Let $H$ be a Hilbert space and $T : H \rightarrow H$ be a self-adjoint operator.
Let $\sigma(T)$ be the spectrum of $T$, $\Sigma$ be the Borel sigma algebra of $\sigma(T)$ and $E$ be a resolution of the identity on $\Sigma$ (for $T$).
Suppose that $f$ is a bounded Borel function on $\sigma(T)$ and $A$ is a Borel set of $\sigma(T)$.
Consider the operator $S : H \rightarrow H$ defined by $$ \langle Sx, y \rangle = \int_A f(\lambda)\, dE_{x,y}. $$
I claim that $|\langle Sx, y \rangle| \leq \|f \|_{\infty} \|E(A)x\| \|E(A)y\|$, where $\|f\|_{\infty} = \sup \{ |f(\lambda)|: \lambda \in \sigma(T) \}$.
It is easy to see that
$$ \left|\int_A f(\lambda) \, dE_{x,y} \right| \leq \|f\|_{\infty} |E_{x,y}| (A). $$
But, how can I show that $|E_{x,y}|(A) \leq \|E(A)x\| \|E(A)y\|$?
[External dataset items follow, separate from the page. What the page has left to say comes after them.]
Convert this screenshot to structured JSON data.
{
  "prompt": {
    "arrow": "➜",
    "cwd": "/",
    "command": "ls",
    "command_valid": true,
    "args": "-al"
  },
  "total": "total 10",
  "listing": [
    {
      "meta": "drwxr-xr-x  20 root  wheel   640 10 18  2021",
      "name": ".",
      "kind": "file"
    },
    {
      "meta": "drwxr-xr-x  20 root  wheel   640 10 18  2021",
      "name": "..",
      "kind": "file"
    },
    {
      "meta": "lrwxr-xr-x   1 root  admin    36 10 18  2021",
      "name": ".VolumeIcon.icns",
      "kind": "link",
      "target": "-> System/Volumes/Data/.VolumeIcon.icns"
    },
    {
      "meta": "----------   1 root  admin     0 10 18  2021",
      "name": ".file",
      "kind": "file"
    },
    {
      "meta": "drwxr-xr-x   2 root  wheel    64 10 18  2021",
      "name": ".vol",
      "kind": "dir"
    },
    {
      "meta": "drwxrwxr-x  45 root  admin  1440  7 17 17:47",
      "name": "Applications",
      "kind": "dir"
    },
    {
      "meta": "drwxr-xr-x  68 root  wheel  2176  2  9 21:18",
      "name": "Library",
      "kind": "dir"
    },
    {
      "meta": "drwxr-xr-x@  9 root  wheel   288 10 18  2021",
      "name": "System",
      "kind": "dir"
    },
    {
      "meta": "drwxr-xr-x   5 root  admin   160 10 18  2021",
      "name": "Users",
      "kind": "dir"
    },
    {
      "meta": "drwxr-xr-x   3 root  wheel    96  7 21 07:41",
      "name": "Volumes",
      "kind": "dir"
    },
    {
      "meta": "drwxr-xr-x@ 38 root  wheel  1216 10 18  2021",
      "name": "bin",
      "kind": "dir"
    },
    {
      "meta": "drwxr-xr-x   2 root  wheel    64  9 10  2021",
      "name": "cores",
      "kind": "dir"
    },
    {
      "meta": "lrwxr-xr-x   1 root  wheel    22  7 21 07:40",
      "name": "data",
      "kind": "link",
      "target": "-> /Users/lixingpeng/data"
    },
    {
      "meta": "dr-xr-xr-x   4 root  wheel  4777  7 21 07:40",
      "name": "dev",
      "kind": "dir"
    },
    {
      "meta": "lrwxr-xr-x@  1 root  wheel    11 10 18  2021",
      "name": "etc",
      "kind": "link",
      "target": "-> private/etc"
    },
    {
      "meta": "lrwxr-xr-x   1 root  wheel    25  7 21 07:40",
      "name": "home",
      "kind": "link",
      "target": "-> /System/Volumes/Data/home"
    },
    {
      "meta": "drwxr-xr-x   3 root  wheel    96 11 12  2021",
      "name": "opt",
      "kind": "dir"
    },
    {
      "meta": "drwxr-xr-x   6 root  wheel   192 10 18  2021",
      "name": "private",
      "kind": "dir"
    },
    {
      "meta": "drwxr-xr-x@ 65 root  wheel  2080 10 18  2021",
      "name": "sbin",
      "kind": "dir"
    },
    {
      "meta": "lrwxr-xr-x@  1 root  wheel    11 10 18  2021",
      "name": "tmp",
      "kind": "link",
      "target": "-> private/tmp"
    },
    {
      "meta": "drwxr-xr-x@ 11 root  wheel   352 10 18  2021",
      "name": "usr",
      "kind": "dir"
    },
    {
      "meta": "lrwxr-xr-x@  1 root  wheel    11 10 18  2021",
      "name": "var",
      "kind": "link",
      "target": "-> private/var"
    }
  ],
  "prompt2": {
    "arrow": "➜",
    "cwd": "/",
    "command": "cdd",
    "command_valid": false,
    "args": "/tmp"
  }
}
Any help will be appreciated!
Let $\omega_1, \dots, \omega_n$ be disjoint subsets of $A$ with $\cup_{i=1}^n \omega_i = A$.
Note that
\begin{align} \sum_{i=1}^n |E_{x,y}(\omega_i)| = \sum_{i=1}^n |\langle E(\omega_i)x,y\rangle| &= \sum_{i=1}^n |\langle E(\omega_i)x,E(\omega_i)y\rangle| \\ &\leq \sum_{i=1}^n \|E(\omega_i) x\| \|E(\omega_i)y\|\\ &\leq\left(\sum_{i=1}^n \|E(\omega_i)x\|^2\right)^{\frac{1}{2}} \left(\sum_{i=1}^n \|E(\omega_i)y\|^2\right)^{\frac{1}{2}} \\ &=\left(\left\|\sum_{i=1}^n E(\omega_i)x \right\|^2\right)^{\frac{1}{2}} \left(\left\|\sum_{i=1}^n E(\omega_i)y \right\|^2\right)^{\frac{1}{2}} \\ &=\|E(A)x\| \|E(A)y\|. \end{align}
This implies that $|E_{x,y}|(A) \leq \|E(A)x\| \|E(A) y\|$.